There are plenty of big names preparing to do battle on Saturday night in Anaheim, and most of them have a lot riding on their performances.
Dan Henderson, at 42 years old, may forever be out of the title picture with a loss and the clock ticking on his competitive career.
Lyoto Machida, Henderson’s co-main event dance partner, may be forever abolished from the light heavyweight division with a loss. He may have to move to middleweight just to remain relevant.
Bantamweight star Urijah Faber may firmly cement himself in the middle of the pack with a loss to Ivan Menjivar and would likely see his chance at one day fighting rival Dominick Cruz a third time go out the window. Hell, if Dana White is to be believed, he might be out of a job completely.
Josh Koscheck risks divisional relevance with a loss to Robbie Lawler, who himself risks his UFC roster spot with a poor performance, given that he’s a fresh Strikeforce import.
And yet none of them hold a candle to what Ronda Rousey, one half of the first all-female main event in UFC history, stands to lose.
Rousey has been a one-woman whirlwind of promotional dynamite leading up to this fight, drawing eyes from all over the world that haven’t previously taken to MMA. She’s proven to be the star that White and others thought she’d be, and with a win, she would instantly justify the existence of the women’s division made solely as her personal sandbox.
But a loss?
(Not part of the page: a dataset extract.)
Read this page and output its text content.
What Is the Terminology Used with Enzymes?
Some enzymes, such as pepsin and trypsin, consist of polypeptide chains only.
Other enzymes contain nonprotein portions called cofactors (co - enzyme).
A loss will be irreparable to her, to the UFC and to women’s MMA. Don’t think for a second that anything less is true.
Rousey is the face of women’s MMA. Gina Carano will always be the first face, but Rousey is the current one. The way she’s going, what with talk show appearances, walking red carpets and juggling major mainstream attention, it won’t be long before she’s the face of MMA in general.
The selling point is that she’s the total package: talented, undefeated, loaded with athletic credentials, beautiful and capable of promoting her fights. However, after all of her work to get to the big stage, a loss would erase it all.
No more hype. No more excitement about her fights. No more pay-per-view headliners.
Just champion Liz Carmouche, author of one of the biggest upsets in UFC history, trying to carry a division that wasn’t designed for that.
Make no mistake, it’s not likely that Carmouche will leave Honda Center as champion. Rousey has the edge everywhere outside of pure heart and grit, and this should serve as a showcase for her considerable talent.
But the last time that people said Carmouche was a lamb being led to the slaughter, she beat Marloes Coenen senseless on short notice before getting tapped in the fourth round, only a few minutes away from becoming an underdog champion.
There’s a precedent here.
Right now, like it or not, Rousey has changed the game. She’s grabbed White right by his surgically repaired ears and shouted square in his face that women’s MMA can entertain, it can sell and she should be the one to carry its torch.
That is an astronomical amount of pressure, pressure built on carrying an entire portion of the sport—one that many people are highly skeptical of, both as part of the UFC and in general.
If Rousey, media darling and promoter’s dream, loses the first fight of her career that truly matters, it may be a blow that can’t be overcome.
Women’s MMA on the whole may very well be on the line at UFC 157, which is what Ronda Rousey wanted from the outset. Now that she’s taken that on herself, no one could possibly have more to lose.